SAM GARDINER: Well, Amy, this has a very long tradition in the U.S. Military and in militaries in the world which is the notion that you use bad information or distorted information to target the enemy. Up until probably about 15 years ago, that notion was meant that it would be done on the battlefield. It became a growing idea within the military of a thing called information warfare which was sort of the concept that you would bring it outside the battlefield. And what’s happened, and this is what’s so serious, is that it has now been taken into the public airways and we can’t tell whether or not we are getting the truth from the military or psychological operations. And I have to say frankly, I think, and again I would very strongly disagree with Newt Gingrich, because you don’t have to—let’s say that this is a valid notion, we wanted the bad guys in Fallujah to think we were coming early. That doesn’t have to permeate and distort the worldwide media for that message to get across. That’s the kind of thing that you deliver locally. They aren’t communicating with the world. If you want to do it by attacks, if you want to do it, by leaflets, that’s fine. But don’t put it on CNN for all of us to hear.

AMY GOODMAN: What do you think should happen right now about this information? I mean, the military at least in this report, being quite clear about what they are doing. That psychological operations is their new approach here at home and abroad. Or not their new approach, as you have pointed out in your own report on the analysis of stories that came out of Iraq from the military that were simply psy-ops, not true, going right to Jessica Lynch.

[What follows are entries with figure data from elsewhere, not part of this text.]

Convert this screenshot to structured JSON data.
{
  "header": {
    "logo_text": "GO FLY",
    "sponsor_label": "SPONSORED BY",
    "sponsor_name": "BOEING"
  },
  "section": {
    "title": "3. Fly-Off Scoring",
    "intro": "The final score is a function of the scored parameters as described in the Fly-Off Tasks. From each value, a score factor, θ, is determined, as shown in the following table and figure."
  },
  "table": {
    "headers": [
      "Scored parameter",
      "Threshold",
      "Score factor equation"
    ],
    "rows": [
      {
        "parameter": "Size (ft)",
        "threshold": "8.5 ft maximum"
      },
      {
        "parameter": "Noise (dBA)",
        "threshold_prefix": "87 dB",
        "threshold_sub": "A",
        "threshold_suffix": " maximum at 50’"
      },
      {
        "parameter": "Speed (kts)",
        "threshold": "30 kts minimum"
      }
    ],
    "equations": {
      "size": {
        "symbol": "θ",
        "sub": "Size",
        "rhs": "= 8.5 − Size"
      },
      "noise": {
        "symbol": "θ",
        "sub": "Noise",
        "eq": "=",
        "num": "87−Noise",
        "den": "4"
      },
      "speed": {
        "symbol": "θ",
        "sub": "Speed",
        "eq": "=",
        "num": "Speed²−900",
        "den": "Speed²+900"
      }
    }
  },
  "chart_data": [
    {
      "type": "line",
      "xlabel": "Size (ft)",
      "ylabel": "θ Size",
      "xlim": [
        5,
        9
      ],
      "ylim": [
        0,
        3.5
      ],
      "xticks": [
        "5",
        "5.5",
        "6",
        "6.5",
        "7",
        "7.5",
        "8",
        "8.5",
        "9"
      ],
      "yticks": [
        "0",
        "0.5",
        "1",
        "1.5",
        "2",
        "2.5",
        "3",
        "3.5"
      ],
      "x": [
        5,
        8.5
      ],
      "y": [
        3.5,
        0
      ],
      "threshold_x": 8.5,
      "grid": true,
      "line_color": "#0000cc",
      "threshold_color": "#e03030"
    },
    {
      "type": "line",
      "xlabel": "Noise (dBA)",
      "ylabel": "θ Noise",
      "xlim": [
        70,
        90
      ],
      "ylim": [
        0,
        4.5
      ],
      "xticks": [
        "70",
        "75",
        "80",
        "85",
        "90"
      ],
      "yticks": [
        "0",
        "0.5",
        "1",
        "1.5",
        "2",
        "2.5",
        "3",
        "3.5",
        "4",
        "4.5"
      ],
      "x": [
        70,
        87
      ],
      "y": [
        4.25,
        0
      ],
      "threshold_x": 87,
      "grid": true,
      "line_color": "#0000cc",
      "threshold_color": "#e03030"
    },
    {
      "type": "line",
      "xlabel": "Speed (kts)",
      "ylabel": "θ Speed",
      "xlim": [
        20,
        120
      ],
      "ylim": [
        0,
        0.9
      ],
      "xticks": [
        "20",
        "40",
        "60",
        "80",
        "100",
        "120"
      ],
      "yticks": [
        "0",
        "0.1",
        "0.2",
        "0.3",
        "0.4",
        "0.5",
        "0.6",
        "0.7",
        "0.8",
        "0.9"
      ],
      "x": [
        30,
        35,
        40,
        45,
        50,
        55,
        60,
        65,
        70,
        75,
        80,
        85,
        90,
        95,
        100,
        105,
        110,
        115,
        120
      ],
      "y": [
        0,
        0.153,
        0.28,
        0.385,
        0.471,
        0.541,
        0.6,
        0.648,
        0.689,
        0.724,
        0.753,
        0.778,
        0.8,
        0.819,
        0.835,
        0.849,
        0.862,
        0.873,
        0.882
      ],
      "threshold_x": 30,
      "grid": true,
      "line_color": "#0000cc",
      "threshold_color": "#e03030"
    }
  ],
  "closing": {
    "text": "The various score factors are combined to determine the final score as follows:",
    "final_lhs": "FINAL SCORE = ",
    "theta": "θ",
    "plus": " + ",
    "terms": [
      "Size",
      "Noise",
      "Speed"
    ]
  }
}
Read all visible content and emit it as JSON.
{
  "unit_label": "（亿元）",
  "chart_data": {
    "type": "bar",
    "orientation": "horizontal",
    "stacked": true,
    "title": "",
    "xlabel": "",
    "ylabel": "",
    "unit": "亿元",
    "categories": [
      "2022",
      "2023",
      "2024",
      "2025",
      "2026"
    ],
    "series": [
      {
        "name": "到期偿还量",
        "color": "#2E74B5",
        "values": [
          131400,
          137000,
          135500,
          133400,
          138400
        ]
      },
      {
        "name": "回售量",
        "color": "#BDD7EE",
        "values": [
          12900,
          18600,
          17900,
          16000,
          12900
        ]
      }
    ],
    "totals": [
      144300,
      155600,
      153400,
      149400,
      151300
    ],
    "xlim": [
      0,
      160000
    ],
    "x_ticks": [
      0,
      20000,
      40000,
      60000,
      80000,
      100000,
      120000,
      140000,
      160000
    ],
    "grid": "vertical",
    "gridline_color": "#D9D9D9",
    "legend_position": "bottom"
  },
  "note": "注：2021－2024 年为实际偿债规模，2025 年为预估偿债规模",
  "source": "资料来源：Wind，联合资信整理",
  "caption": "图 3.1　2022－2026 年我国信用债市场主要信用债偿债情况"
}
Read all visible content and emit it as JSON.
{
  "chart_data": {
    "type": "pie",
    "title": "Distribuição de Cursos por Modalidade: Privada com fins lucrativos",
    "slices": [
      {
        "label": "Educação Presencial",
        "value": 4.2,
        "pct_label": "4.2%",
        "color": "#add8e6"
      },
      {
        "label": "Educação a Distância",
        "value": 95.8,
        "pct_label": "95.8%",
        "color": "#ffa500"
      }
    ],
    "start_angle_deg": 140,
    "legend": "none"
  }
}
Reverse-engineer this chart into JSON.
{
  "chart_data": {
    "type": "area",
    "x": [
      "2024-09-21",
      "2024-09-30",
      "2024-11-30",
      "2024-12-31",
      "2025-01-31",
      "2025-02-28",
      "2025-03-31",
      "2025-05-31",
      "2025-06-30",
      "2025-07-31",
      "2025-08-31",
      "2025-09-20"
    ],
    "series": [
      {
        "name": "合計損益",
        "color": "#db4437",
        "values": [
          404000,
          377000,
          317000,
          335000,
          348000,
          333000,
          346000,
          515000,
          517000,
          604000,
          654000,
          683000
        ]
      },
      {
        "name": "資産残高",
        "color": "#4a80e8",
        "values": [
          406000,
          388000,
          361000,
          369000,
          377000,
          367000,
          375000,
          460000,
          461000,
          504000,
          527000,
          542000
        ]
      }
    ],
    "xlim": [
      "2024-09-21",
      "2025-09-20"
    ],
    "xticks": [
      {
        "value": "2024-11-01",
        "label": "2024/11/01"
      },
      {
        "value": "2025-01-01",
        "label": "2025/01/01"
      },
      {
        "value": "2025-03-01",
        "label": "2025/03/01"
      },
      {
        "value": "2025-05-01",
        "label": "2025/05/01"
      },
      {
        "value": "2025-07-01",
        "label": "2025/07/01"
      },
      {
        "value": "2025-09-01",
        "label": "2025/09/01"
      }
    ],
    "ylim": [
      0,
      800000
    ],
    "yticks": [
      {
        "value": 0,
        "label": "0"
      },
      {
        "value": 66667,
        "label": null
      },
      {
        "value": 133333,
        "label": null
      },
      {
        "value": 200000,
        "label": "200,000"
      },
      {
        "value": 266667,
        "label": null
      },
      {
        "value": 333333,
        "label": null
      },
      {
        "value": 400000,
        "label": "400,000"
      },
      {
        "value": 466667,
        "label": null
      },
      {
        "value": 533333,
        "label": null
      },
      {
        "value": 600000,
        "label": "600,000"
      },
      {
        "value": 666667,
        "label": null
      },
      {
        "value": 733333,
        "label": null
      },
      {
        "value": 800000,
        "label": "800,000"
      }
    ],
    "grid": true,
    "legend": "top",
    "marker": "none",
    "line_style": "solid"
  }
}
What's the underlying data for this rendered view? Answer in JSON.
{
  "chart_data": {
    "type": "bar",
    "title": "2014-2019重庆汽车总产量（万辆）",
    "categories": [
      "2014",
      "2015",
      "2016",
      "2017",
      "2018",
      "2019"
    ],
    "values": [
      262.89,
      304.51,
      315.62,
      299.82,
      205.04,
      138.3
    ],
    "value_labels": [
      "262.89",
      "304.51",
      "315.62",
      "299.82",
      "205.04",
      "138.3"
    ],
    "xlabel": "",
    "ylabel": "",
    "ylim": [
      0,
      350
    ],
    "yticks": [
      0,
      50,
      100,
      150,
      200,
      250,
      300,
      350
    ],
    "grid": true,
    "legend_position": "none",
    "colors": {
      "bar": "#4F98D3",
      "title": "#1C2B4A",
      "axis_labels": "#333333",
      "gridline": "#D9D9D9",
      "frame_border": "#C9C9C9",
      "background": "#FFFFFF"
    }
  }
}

SAM GARDINER: I think the U.S. military ought not to be allowed to tell other than the truth to the media. The military has no business being in the strategic communications deception business. Let me just give you an example of what ought not to happen. There is, from the special operations command in Florida, an ad on the web right now for P.R. Firms to come and bid a proposal, do government work, so that they can do media operations that have a psychological dimension that, and I will quote the document, to be broadcast worldwide. Amy, the military ought not to do that. You know, this is the kind of thing that politicians do and in fact that was the way the administration controlled the message in the war was to send politicians down to do it. But when the guys in uniform begin to tell untruths, we have problems.

AMY GOODMAN: Colonel Sam Gardiner, I want to thank you for being with us. Colonel Sam Gardiner is a retired Air Force colonel. Thank you very much.